I am following this article: Let's make a Teeny Tiny compiler, part 2 by the very amazing Austin Henley. This blog is placeholder for my notes that I am making while I go follow Austin's article.
A compiler basically has the following flow: source code --> lexer (gives tokens) --> parser (gives program tree) --> emitter (gives compiled code)
We finished with the lexer yesterday so now we are going forward with the parser.
The parser is the component that will make sure the code follows the correct syntax. It does this by looking at the tokens, one at a time, and deciding if the ordering is legal as defined by our language. The input to the parser is the sequence of tokens and the output is the parse tree. A parse tree is a more structured representation of the code than just a text string or a sequence of tokens. We will utilize the call stack of our parser to implicitly build the parse tree as we go.

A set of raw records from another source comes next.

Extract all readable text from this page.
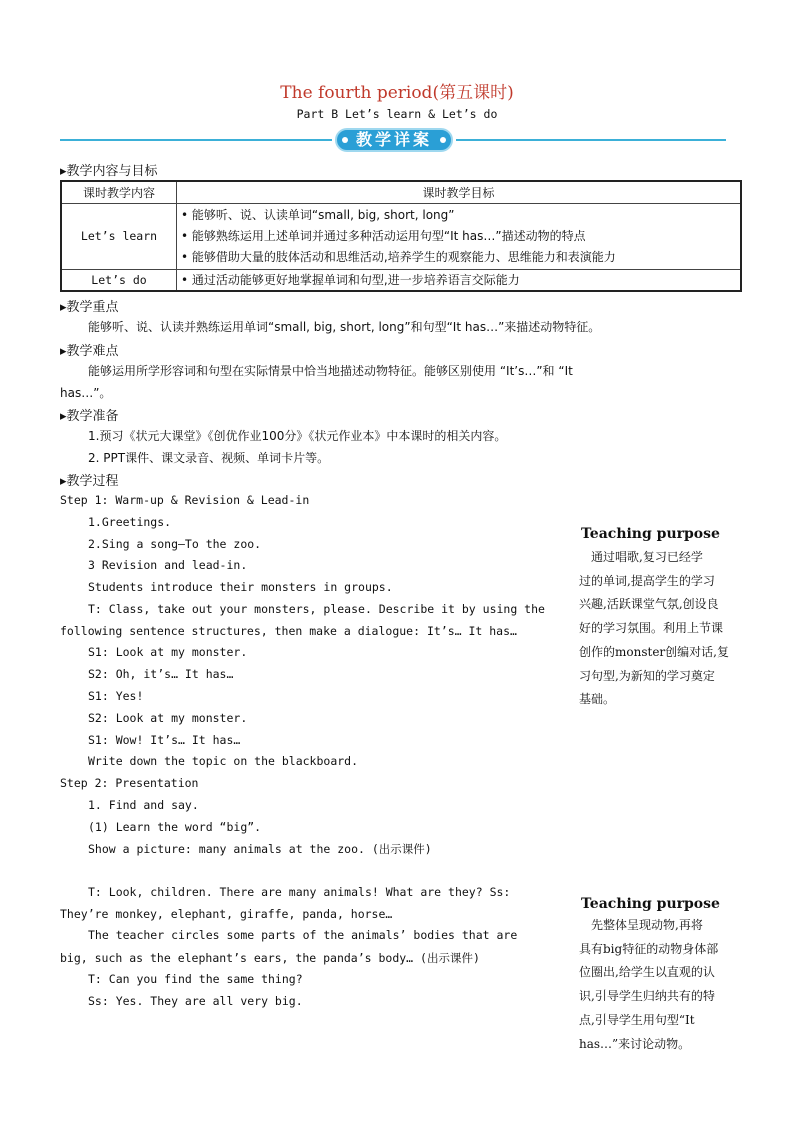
The fourth period(第五课时)
Part B Let’s learn & Let’s do
教学详案
▸教学内容与目标
课时教学内容	课时教学目标
Let’s learn	• 能够听、说、认读单词“small, big, short, long”
• 能够熟练运用上述单词并通过多种活动运用句型“It has…”描述动物的特点
• 能够借助大量的肢体活动和思维活动,培养学生的观察能力、思维能力和表演能力

Let’s do	• 通过活动能够更好地掌握单词和句型,进一步培养语言交际能力
▸教学重点
能够听、说、认读并熟练运用单词“small, big, short, long”和句型“It has…”来描述动物特征。
▸教学难点
能够运用所学形容词和句型在实际情景中恰当地描述动物特征。能够区别使用 “It’s…”和 “It
has…”。
▸教学准备
1.预习《状元大课堂》《创优作业100分》《状元作业本》中本课时的相关内容。
2. PPT课件、课文录音、视频、单词卡片等。
▸教学过程
Step 1: Warm-up & Revision & Lead-in
1.Greetings.
2.Sing a song—To the zoo.
3 Revision and lead-in.
Students introduce their monsters in groups.
T: Class, take out your monsters, please. Describe it by using the
following sentence structures, then make a dialogue: It’s… It has…
S1: Look at my monster.
S2: Oh, it’s… It has…
S1: Yes!
S2: Look at my monster.
S1: Wow! It’s… It has…
Write down the topic on the blackboard.
Step 2: Presentation
1. Find and say.
(1) Learn the word “big”.
Show a picture: many animals at the zoo. (出示课件)
T: Look, children. There are many animals! What are they? Ss:
They’re monkey, elephant, giraffe, panda, horse…
The teacher circles some parts of the animals’ bodies that are
big, such as the elephant’s ears, the panda’s body… (出示课件)
T: Can you find the same thing?
Ss: Yes. They are all very big.
Teaching purpose
　通过唱歌,复习已经学
过的单词,提高学生的学习
兴趣,活跃课堂气氛,创设良
好的学习氛围。利用上节课
创作的monster创编对话,复
习句型,为新知的学习奠定
基础。
Teaching purpose
　先整体呈现动物,再将
具有big特征的动物身体部
位圈出,给学生以直观的认
识,引导学生归纳共有的特
点,引导学生用句型“It
has…”来讨论动物。
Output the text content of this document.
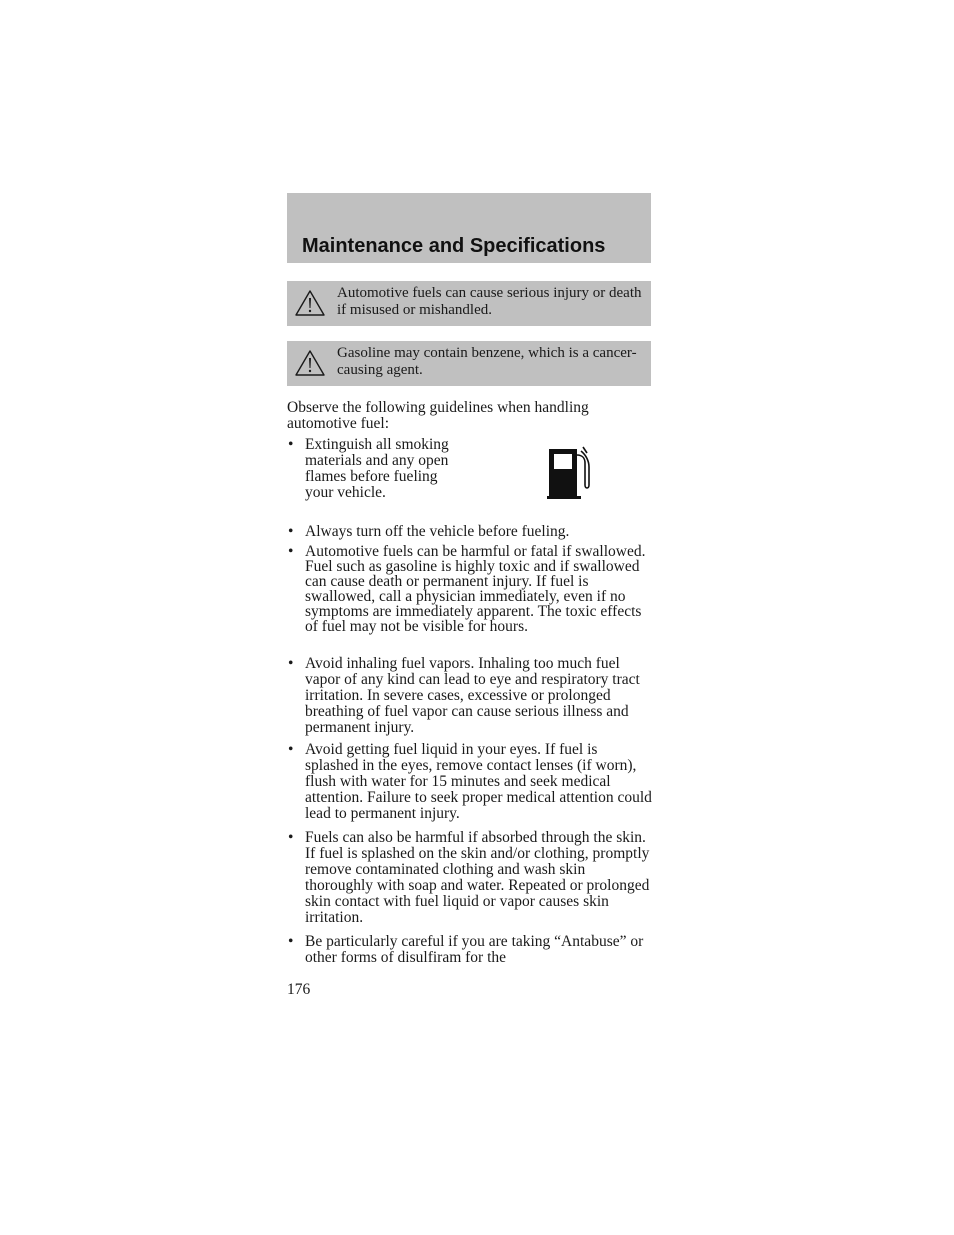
Maintenance and Specifications
Automotive fuels can cause serious injury or death if misused or mishandled.
Gasoline may contain benzene, which is a cancer-causing agent.
Observe the following guidelines when handling automotive fuel:
• Extinguish all smoking materials and any open flames before fueling your vehicle.
• Always turn off the vehicle before fueling.
• Automotive fuels can be harmful or fatal if swallowed. Fuel such as gasoline is highly toxic and if swallowed can cause death or permanent injury. If fuel is swallowed, call a physician immediately, even if no symptoms are immediately apparent. The toxic effects of fuel may not be visible for hours.
• Avoid inhaling fuel vapors. Inhaling too much fuel vapor of any kind can lead to eye and respiratory tract irritation. In severe cases, excessive or prolonged breathing of fuel vapor can cause serious illness and permanent injury.
• Avoid getting fuel liquid in your eyes. If fuel is splashed in the eyes, remove contact lenses (if worn), flush with water for 15 minutes and seek medical attention. Failure to seek proper medical attention could lead to permanent injury.
• Fuels can also be harmful if absorbed through the skin. If fuel is splashed on the skin and/or clothing, promptly remove contaminated clothing and wash skin thoroughly with soap and water. Repeated or prolonged skin contact with fuel liquid or vapor causes skin irritation.
• Be particularly careful if you are taking “Antabuse” or other forms of disulfiram for the
176
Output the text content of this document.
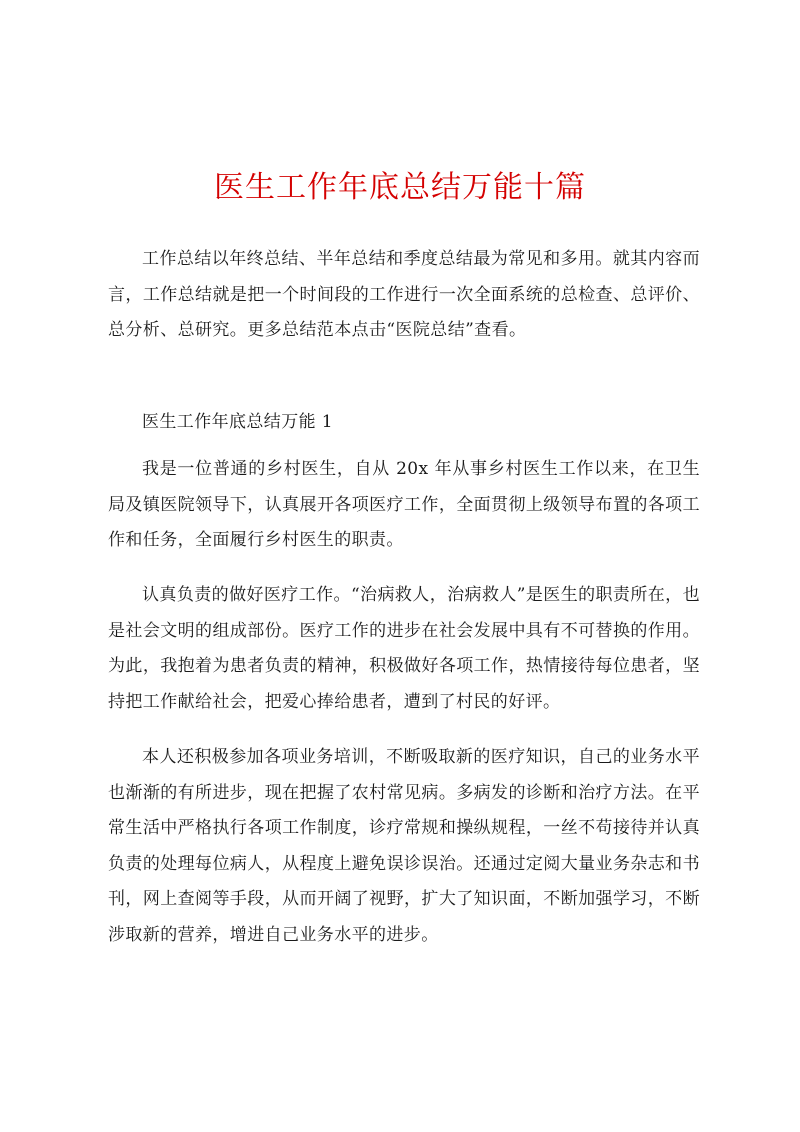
医生工作年底总结万能十篇

工作总结以年终总结、半年总结和季度总结最为常见和多用。就其内容而言，工作总结就是把一个时间段的工作进行一次全面系统的总检查、总评价、总分析、总研究。更多总结范本点击“医院总结”查看。

医生工作年底总结万能 1

我是一位普通的乡村医生，自从 20x 年从事乡村医生工作以来，在卫生局及镇医院领导下，认真展开各项医疗工作，全面贯彻上级领导布置的各项工作和任务，全面履行乡村医生的职责。

认真负责的做好医疗工作。“治病救人，治病救人”是医生的职责所在，也是社会文明的组成部份。医疗工作的进步在社会发展中具有不可替换的作用。为此，我抱着为患者负责的精神，积极做好各项工作，热情接待每位患者，坚持把工作献给社会，把爱心捧给患者，遭到了村民的好评。

本人还积极参加各项业务培训，不断吸取新的医疗知识，自己的业务水平也渐渐的有所进步，现在把握了农村常见病。多病发的诊断和治疗方法。在平常生活中严格执行各项工作制度，诊疗常规和操纵规程，一丝不苟接待并认真负责的处理每位病人，从程度上避免误诊误治。还通过定阅大量业务杂志和书刊，网上查阅等手段，从而开阔了视野，扩大了知识面，不断加强学习，不断涉取新的营养，增进自己业务水平的进步。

The Language we are compiling for, needs a grammar. Grammar for Teeny Tiny looks like this:
program ::= {statement}
statement ::= "PRINT" (expression | string) nl
| "IF" comparison "THEN" nl {statement} "ENDIF" nl
| "WHILE" comparison "REPEAT" nl {statement} "ENDWHILE" nl
| "LABEL" ident nl
| "GOTO" ident nl
| "LET" ident "=" expression nl
| "INPUT" ident nl
comparison ::= expression (("==" | "!=" | ">" | ">=" | "<" | "<=") expression)+
expression ::= term {( "-" | "+" ) term}
term ::= unary {( "/" | "*" ) unary}
unary ::= ["+" | "-"] primary
primary ::= number | ident
nl ::= '\n'+
When implementing the parser, each of these grammar rules will get their own function in the Python code. It is a one-to-one mapping from grammar to code.